Sonuç olarak, AKP döneminde Türkiye’de demokratikleşme yönünde değil gericileştirme yönünde gelişmeler yaşanmıştır. RTE’nin Cbaşkanı olması da bu gericileştirme-faşistleştirme hareketinin üst bir noktaya sıçraması işidir. Artık Türkiye, emperyalist gericiliğin kontrolündeki dinci-faşizmin kıskacı içine tam olarak sokulmuştur. Ekonomide tekelci, dinde tekelci, mezhepte tekelci, iktidarda tekelci bir gerici hükümet ve onun başıyla karşı karşıyayız. Bundan sonra, neo-Abdülhamitçiliği kurmaya girişeceklerinin gizlisi saklısı kalmadı. RTE ve AKP, Ortadoğu ve Kürt sorununa da bu restorasyon politikasının penceresinden bakacaklardır.

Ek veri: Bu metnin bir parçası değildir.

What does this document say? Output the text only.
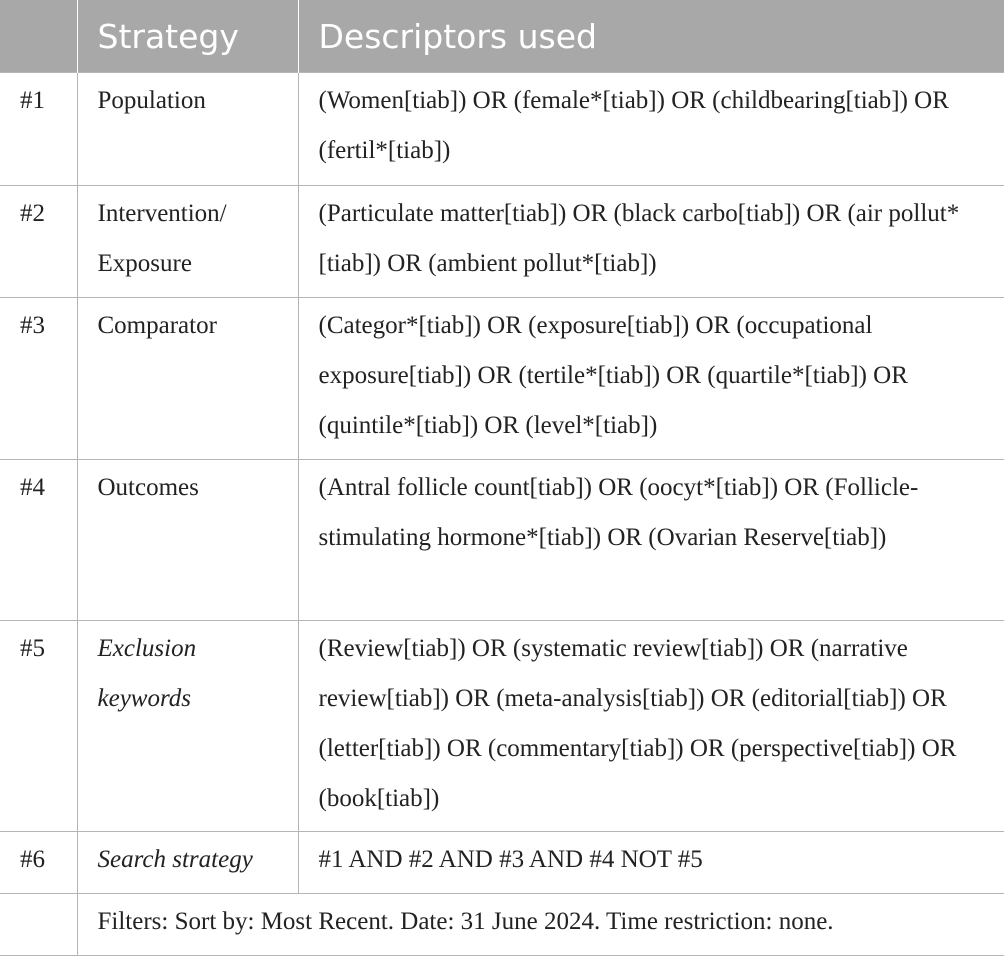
	Strategy	Descriptors used
#1	Population	(Women[tiab]) OR (female*[tiab]) OR (childbearing[tiab]) OR (fertil*[tiab])
#2	Intervention/ Exposure	(Particulate matter[tiab]) OR (black carbo[tiab]) OR (air pollut*[tiab]) OR (ambient pollut*[tiab])
#3	Comparator	(Categor*[tiab]) OR (exposure[tiab]) OR (occupational exposure[tiab]) OR (tertile*[tiab]) OR (quartile*[tiab]) OR (quintile*[tiab]) OR (level*[tiab])
#4	Outcomes	(Antral follicle count[tiab]) OR (oocyt*[tiab]) OR (Follicle-stimulating hormone*[tiab]) OR (Ovarian Reserve[tiab])
#5	Exclusion keywords	(Review[tiab]) OR (systematic review[tiab]) OR (narrative review[tiab]) OR (meta-analysis[tiab]) OR (editorial[tiab]) OR (letter[tiab]) OR (commentary[tiab]) OR (perspective[tiab]) OR (book[tiab])
#6	Search strategy	#1 AND #2 AND #3 AND #4 NOT #5
	Filters: Sort by: Most Recent. Date: 31 June 2024. Time restriction: none.	
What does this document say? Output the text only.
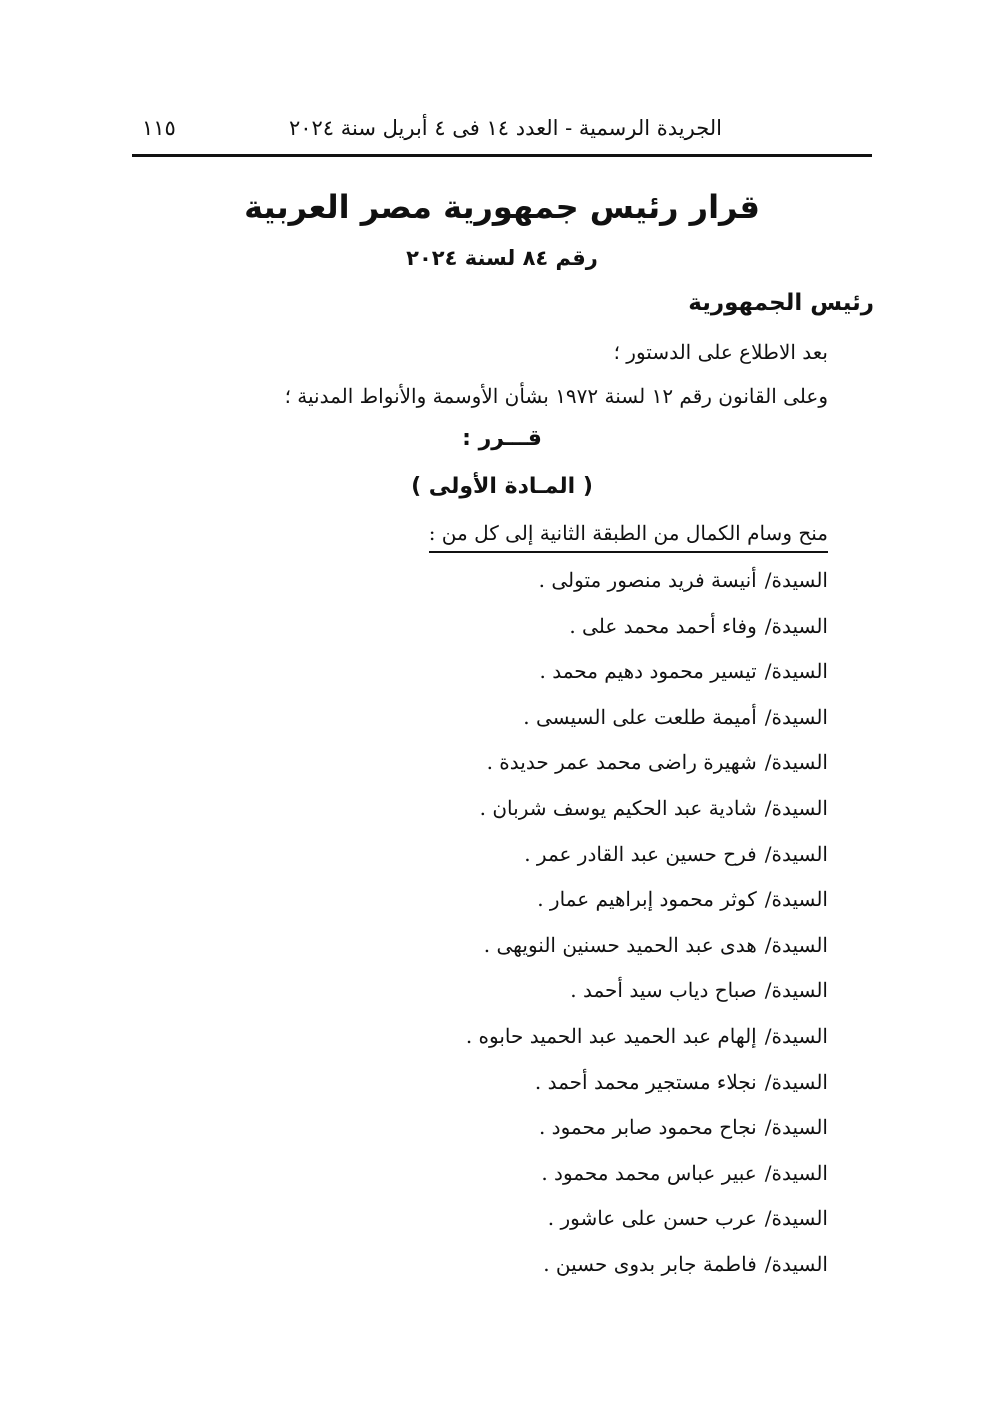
الجريدة الرسمية - العدد ١٤ فى ٤ أبريل سنة ٢٠٢٤
١١٥
قرار رئيس جمهورية مصر العربية
رقم ٨٤ لسنة ٢٠٢٤
رئيس الجمهورية
بعد الاطلاع على الدستور ؛
وعلى القانون رقم ١٢ لسنة ١٩٧٢ بشأن الأوسمة والأنواط المدنية ؛
قـــرر :
( المـادة الأولى )
منح وسام الكمال من الطبقة الثانية إلى كل من :
السيدة/أنيسة فريد منصور متولى .
السيدة/وفاء أحمد محمد على .
السيدة/تيسير محمود دهيم محمد .
السيدة/أميمة طلعت على السيسى .
السيدة/شهيرة راضى محمد عمر حديدة .
السيدة/شادية عبد الحكيم يوسف شربان .
السيدة/فرح حسين عبد القادر عمر .
السيدة/كوثر محمود إبراهيم عمار .
السيدة/هدى عبد الحميد حسنين النويهى .
السيدة/صباح دياب سيد أحمد .
السيدة/إلهام عبد الحميد عبد الحميد حابوه .
السيدة/نجلاء مستجير محمد أحمد .
السيدة/نجاح محمود صابر محمود .
السيدة/عبير عباس محمد محمود .
السيدة/عرب حسن على عاشور .
السيدة/فاطمة جابر بدوى حسين .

İçine sokulduğumuz son on yılların bu en ağır siyasi bunalımının başımıza sarılmasında oynadıkları rolden dolayı Cumhurbaşkanlığı seçimini alternatifsiz bırakan Kılıçdaroğlu ve sağa kaymayı marifet sanan CHP yönetimi, o partinin tepesinde daha ne kadar “tıpış tıpış” siyaset yapmayı sürdürecek?

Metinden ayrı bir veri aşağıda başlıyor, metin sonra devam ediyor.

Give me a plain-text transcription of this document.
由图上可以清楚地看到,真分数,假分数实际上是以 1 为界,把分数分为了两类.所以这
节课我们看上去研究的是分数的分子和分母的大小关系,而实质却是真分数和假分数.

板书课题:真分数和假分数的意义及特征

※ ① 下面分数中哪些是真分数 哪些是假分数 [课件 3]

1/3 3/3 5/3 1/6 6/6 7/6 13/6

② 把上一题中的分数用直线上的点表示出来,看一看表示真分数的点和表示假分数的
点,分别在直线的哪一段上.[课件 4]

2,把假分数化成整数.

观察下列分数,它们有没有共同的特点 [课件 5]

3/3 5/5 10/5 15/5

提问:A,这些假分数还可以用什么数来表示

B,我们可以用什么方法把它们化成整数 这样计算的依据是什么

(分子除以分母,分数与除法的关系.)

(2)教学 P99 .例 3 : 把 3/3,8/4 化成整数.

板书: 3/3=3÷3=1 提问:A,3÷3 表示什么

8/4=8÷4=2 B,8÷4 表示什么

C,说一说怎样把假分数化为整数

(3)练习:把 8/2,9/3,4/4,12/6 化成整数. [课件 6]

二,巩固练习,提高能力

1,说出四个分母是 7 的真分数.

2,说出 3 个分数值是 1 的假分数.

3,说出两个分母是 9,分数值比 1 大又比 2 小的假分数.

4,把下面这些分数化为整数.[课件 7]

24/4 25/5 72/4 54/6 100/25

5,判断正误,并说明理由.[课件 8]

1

“Yeni Türkiye”nin yeni siyasi alternatifi “radikal demokrasi”yle kucaklaşan “solcu”larımızı ve siyaseti enini-sonunu düşünmeden kişiselliğe indirgeyerek iç rahatlığına kavuşanları kutlamak gerekir!
ABD ve İsrail ile birlikte Ortadoğu’nun yıllardır ezilen halklarını birbirine kırdırarak ganimetten pay kapmaya çalışan bir iktidarı ve onun başını yenilgiye uğratarak hesaplarını bozma şansını değerlendirmeyen herkesi tebrik etmek gerekir!

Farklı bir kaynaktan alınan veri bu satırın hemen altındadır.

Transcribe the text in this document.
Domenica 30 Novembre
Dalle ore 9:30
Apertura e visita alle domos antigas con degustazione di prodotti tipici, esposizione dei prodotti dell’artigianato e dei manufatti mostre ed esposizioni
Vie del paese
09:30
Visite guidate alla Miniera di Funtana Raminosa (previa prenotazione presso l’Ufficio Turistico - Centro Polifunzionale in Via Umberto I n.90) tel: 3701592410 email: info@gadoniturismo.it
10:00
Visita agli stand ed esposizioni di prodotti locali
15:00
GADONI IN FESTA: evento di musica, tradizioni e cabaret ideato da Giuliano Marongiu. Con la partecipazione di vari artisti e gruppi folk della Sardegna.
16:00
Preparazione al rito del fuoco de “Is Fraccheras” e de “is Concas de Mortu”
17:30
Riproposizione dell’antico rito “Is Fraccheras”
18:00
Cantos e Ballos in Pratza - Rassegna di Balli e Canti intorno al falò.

Her seçimden önce çıkar karşılığı düzenledikleri algı operasyonlarıyla, halkın önemli bir bölümünü istedikleri gibi yönlendiren kamuoyu araştırma, daha doğrusu oluşturma kuruluşlarının oligarşik hegemonyalarının bundan böyle daha az etkili olacağını da söyleyebiliriz. Çünkü bu seçimde onların gerçek yüzü daha net bir biçimde ortaya çıktı.
Yaşadığımız bütün bu olumsuzluklara karşın; öncelikle ülke ve halk diyen devrimciler, karşılaşacakları her türlü baskı ve saldırıya, her çeşit saptırma ve yanıltmaya karşı, en geniş kitlelerle kucaklaşmayı akıllarından çıkarmadan, mücadelelerini sürdüreceklerdir. Her ne pahasına olursa olsun kavgaya devam…
Önümüzdeki dönemde Devrimci görevimiz, emperyalizme karşı tam bağımsızlık, dinci-faşizme karşı tam demokrasi mücadelesinin bayrağını en geniş halk kitleleriyle birlikte yükseltmek olmalıdır.